Without intending to limit the scope of the protection sought herein, it is believed that this curtain of air may disrupt the amount of, and/or the damaging effects of, the tip leakage flow by creating path resistance for the leakage fluid as it migrates from pressure sidewall 22 a to suction sidewall 22 b. From a durability point of view, in the case of a tip rub event, the chamfer 54 may allow the outlet of passageways 60 to remain unblocked by debris liberated by the tip rub event, and thereby continue to provide blade tip cooling after such a tip rub event has occurred.
FIG. 5 shows another example of the blade 24. In this example, additional cooling passageways 60 a are provided with a respective outlet below the chamfer 54 on the pressure side wall 22 a. The additional passageways 60 a are in fluid communication with the pressurized cooling air circuit(s) 62.
The above description is meant to be exemplary only, and one skilled in the art will recognize that changes may be made to the examples described without departing from the scope of what is disclosed herein. For example, the chamfer may have any suitable shape and angle. The row or rows of outlet holes provided thereon may have any suitable configuration. The term “row” is used herein in broad sense and encompasses using staggered or other unaligned sets of outlet holes. Still other modifications will be apparent to those skilled in the art, in light of a review of this disclosure, and such modifications are intended to fall within the appended claims.

Claims

1. A turbine blade comprising an airfoil having opposite pressure and suction sidewalls extending from a platform to a free end tip and in a chordwise direction from a leading edge to a trailing edge, the blade having a chamfer extending between the pressure sidewall and the tip, the chamfer extending in a chordwise direction, the blade having a plurality of cooling passageways, each extending from an inlet in fluid communication with a pressurized cooling air circuit inside the airfoil to an outlet on the chamfer.
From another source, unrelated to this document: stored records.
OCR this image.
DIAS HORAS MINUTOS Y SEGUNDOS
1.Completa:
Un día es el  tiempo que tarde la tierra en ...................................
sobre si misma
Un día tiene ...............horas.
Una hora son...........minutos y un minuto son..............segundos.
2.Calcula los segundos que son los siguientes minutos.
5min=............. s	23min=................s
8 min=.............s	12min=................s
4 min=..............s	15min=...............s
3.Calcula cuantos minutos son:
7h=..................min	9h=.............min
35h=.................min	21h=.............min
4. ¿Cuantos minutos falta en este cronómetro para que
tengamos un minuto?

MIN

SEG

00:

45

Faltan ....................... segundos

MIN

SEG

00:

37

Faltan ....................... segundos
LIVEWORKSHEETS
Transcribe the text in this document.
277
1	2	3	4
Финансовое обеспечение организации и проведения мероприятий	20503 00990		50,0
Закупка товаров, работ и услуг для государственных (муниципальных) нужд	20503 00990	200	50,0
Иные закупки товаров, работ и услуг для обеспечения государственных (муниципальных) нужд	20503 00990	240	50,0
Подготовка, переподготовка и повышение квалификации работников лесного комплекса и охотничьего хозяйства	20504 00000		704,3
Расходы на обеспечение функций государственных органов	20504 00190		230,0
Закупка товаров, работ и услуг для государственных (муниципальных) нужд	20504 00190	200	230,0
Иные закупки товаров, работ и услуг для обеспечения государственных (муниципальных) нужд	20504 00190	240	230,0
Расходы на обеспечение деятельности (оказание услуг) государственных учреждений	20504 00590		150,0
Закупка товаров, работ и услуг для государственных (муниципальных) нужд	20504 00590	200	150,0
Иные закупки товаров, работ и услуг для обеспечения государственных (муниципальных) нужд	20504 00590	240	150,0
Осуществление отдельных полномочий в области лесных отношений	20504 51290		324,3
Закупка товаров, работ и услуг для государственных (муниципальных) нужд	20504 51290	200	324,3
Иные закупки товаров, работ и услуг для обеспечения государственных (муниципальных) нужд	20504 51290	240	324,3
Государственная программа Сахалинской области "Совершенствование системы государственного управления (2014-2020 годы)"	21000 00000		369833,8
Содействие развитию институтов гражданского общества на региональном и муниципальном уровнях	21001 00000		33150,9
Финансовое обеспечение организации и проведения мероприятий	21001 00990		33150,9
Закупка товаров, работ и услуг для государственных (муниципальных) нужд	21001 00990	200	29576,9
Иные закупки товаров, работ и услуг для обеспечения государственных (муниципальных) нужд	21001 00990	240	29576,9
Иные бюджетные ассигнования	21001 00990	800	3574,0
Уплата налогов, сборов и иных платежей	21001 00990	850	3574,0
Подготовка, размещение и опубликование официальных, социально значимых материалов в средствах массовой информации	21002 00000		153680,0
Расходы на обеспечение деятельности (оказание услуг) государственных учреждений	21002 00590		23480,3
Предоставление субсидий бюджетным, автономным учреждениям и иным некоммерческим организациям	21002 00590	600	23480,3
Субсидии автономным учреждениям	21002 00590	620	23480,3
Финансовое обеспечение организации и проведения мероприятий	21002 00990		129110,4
2. The blade as defined in claim 1, wherein the chamfer forms a continuous surface.

3. The blade as defined in claim 1, wherein the width of the chamfer varies chordwise.

4. The blade as defined in claim 1, wherein the chamfer is angled from about 30 to 60 degrees from a vertical reference line.

5. The blade as defined in claim 1, wherein the passageways are angled from about 30 to 60 degrees from a vertical reference line.

6. The blade as defined in claim 1, wherein the chamfer and the passageways are about ±15 degrees in orthogonality with reference to each other.

7. The blade as defined in claim 1, further comprising additional cooling passageways, each having a respective outlet below the chamfer on the pressure sidewall.

8. The blade as defined in claim 1, wherein the chamfer extends from adjacent the leading edge to adjacent the trailing edge.